CUDA - 优化表面检测内核

时间:2015-02-13 22:01:18

标签: c++ cuda

我正在尝试优化我的表面检测内核;给定输入二进制512w x 1024h图像,我想找到图像中的第一个明亮表面。我编写的代码声明了512个线程,并搜索3x3邻域中的第一个亮像素。代码工作正常,但~9.46 ms有点慢,我想让它运行得更快。

编辑1: 性能提升了不到原始内核运行所用时间的一半。罗伯特的内核在我的Quadro K6000上运行4.032 ms

编辑2: 通过将线程数减半来管理以进一步提高性能。
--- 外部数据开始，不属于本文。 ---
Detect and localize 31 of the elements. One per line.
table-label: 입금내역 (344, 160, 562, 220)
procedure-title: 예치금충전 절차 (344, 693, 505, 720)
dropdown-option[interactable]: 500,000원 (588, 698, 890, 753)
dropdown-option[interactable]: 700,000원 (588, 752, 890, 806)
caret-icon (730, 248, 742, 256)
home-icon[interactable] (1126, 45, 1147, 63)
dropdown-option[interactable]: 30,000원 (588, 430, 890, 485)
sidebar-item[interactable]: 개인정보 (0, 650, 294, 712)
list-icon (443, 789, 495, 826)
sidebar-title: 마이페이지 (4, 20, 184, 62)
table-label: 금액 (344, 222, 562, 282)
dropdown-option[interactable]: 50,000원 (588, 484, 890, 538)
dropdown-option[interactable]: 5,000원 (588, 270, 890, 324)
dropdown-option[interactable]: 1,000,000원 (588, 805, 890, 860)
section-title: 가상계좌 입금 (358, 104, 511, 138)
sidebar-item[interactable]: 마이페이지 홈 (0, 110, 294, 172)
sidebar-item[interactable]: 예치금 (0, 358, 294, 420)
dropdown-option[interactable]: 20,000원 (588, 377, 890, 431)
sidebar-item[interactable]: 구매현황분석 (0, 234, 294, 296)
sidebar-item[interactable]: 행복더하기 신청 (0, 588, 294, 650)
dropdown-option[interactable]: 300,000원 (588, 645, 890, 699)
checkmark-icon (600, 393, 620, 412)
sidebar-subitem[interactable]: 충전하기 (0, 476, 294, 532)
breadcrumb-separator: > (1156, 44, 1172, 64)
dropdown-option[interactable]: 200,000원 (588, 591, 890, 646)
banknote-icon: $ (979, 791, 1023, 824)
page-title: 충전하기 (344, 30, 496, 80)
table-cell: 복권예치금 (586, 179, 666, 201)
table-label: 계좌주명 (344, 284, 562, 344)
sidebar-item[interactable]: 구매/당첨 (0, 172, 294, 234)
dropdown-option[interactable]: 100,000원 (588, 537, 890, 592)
现在,我的(罗伯特修改过的)内核在我的Quadro K6000上2.125 ms运行。

使用以下方法调用内核:

firstSurfaceDetection <<< 1, 512 >>> (threshImg, firstSurfaceImg, actualImHeight, actualImWidth);

我想使用共享内存来改善内存提取;关于如何优化这段代码的任何想法?

__global__ void firstSurfaceDetection (float *threshImg, float *firstSurfaceImg, int height, int width) {

int col = threadIdx.x + (blockDim.x*blockIdx.x); 
int rows2skip = 10; 
float thresh = 1.0f;

 //thread Index: (0 -> 511)

if (col < width) {

    if( col == 0 ) { // first col - 0
        for (int row = 0 + rows2skip; row < height - 2; row++) { // skip first 30 rows
            int cnt = 0;
             float neibs[6]; // not shared mem as it reduces speed  

            // get six neighbours - three in same col, and three to the right 
            neibs[0] = threshImg[((row)*width) +(col)];             if(neibs[0] == thresh) { cnt++; }   // current position
            neibs[1] = threshImg[((row)*width) +(col+1)];           if(neibs[1] == thresh) { cnt++; }   // right
            neibs[2] = threshImg[((row+1)*width) +(col)];           if(neibs[2] == thresh) { cnt++; }   // bottom
            neibs[3] = threshImg[((row+1)*width) +(col+1)];         if(neibs[3] == thresh) { cnt++; }   // bottom right
            neibs[4] = threshImg[((row+2)*width) +(col)];           if(neibs[4] == thresh) { cnt++; }   // curr offset by 2 - bottom
            neibs[5] = threshImg[((row+2)*width) +(col+1)];         if(neibs[5] == thresh) { cnt++; }   // curr offset by 2 - bottom right

            if(cnt == 6) { // if all neighbours are bright, we are at the edge boundary
                firstSurfaceImg[(row)*width + col] = 1.0f;
                row = height;
            }
        }
    }

    else if ( col == (width-1) ) { // last col 
        for (int row = 0 + rows2skip; row < height -2; row++) { 
            int cnt = 0;
             float neibs[6]; // not shared mem as it reduces speed  

            // get six neighbours - three in same col, and three to the left
            neibs[0] = threshImg[((row)*width) +(col)];             if(neibs[0] == thresh) { cnt++; }   // current position
            neibs[1] = threshImg[((row)*width) +(col-1)];           if(neibs[1] == thresh) { cnt++; }   // left
            neibs[2] = threshImg[((row+1)*width) +(col)];           if(neibs[2] == thresh) { cnt++; }   // bottom
            neibs[3] = threshImg[((row+1)*width) +(col-1)];         if(neibs[3] == thresh) { cnt++; }   // bottom left
            neibs[4] = threshImg[((row+2)*width) +(col)];           if(neibs[4] == thresh) { cnt++; }   // curr offset by 2 - bottom
            neibs[5] = threshImg[((row+2)*width) +(col-1)];         if(neibs[5] == thresh) { cnt++; }   // curr offset by 2 - bottom left

            if(cnt == 6) { // if all neighbours are bright, we are at the edge boundary
                firstSurfaceImg[(row)*width + col] = 1.0f;
                row = height;
            }
        }       
    }

    // remaining threads are: (1 -> 510) 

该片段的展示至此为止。